Conversational search facilitates complex information retrieval by enabling multi-turn interactions between users and the system. Supporting such interactions requires a comprehensive understanding of the conversational inputs to formulate a good search query based on historical information. In particular, the search query should include the relevant information from the previous conversation turns. However, current approaches for conversational dense retrieval primarily rely on fine-tuning a pre-trained ad-hoc retriever using the whole conversational search session, which can be lengthy and noisy. Moreover, existing approaches are limited by the amount of manual supervision signals in the existing datasets. To address the aforementioned issues, we propose a History-Aware Conversational Dense Retrieval (HAConvDR) system, which incorporates two ideas: context-denoised query reformulation and automatic mining of supervision signals based on the actual impact of historical turns. Experiments on two public conversational search datasets demonstrate the improved history modeling capability of HAConvDR, in particular for long conversations with topic shifts.
Paper Structure (19 sections, 4 equations, 5 figures, 5 tables, 1 algorithm)

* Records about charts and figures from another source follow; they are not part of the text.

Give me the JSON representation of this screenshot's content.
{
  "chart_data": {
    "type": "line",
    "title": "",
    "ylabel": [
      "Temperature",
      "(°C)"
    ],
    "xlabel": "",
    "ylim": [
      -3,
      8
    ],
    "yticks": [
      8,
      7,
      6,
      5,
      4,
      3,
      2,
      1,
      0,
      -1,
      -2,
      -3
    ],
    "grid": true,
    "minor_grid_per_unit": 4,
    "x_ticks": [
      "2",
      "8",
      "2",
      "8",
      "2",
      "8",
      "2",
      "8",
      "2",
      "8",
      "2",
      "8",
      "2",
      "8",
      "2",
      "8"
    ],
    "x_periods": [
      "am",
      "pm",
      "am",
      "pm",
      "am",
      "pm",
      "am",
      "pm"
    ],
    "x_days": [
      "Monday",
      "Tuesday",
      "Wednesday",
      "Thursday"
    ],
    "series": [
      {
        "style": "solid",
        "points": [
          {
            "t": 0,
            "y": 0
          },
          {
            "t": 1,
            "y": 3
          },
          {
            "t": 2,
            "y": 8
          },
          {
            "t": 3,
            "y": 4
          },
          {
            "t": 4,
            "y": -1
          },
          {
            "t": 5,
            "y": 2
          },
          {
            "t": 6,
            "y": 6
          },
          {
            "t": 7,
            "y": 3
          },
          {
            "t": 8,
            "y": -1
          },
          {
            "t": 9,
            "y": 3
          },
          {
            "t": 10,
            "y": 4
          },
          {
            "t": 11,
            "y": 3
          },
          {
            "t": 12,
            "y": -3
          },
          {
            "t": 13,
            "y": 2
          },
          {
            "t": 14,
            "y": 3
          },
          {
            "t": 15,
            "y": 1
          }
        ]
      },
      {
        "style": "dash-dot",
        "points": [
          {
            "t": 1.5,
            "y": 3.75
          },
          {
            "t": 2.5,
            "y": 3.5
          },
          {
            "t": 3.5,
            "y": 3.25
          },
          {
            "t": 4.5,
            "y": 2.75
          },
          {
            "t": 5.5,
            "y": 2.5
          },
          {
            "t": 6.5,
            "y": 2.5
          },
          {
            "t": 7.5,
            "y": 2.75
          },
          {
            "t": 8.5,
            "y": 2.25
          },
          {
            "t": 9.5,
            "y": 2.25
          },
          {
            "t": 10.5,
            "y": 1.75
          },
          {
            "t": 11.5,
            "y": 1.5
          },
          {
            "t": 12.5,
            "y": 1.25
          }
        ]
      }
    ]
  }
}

This paper contains 19 sections, 4 equations, 5 figures, 5 tables, 1 algorithm.

Figures (5)

  • Figure 1: Illustration of shortcut history dependency -- passages addressing historical information needs $p_3^*$ can be ranked higher than those addressing the current information need $p_4^*$, due to the noise in the reformulated query. The highly relevant passage $p_1^*$ could be served as PRF. The red text denotes the gold answer $a_i$ in $p_i^*$.
  • Figure 2: Overview of HAConvDR. The first stage (left) is to conduct pseudo relevance judgment (PRJ) between the current query and each historical turn. Based on the PRJ results, the second stage (middle) is to perform context-denoised query reformulation and positive and negative supervision signals mining. The third stage (right) is to conduct conversational dense retrieval training with history-aware contrastive learning.
  • Figure 3: Portion of relevant historical turns over all historical turns, as conversations evolve.
  • Figure 4: The percentage of the queries whose retrieved list has the ground-truth passage of the historical turns ranked higher than its own.
  • Figure 5: T-SNE visualization of query, ground-truth passage, and pseudo positives and history hard negatives embeddings via two ANCE models with and without HAConvDR training.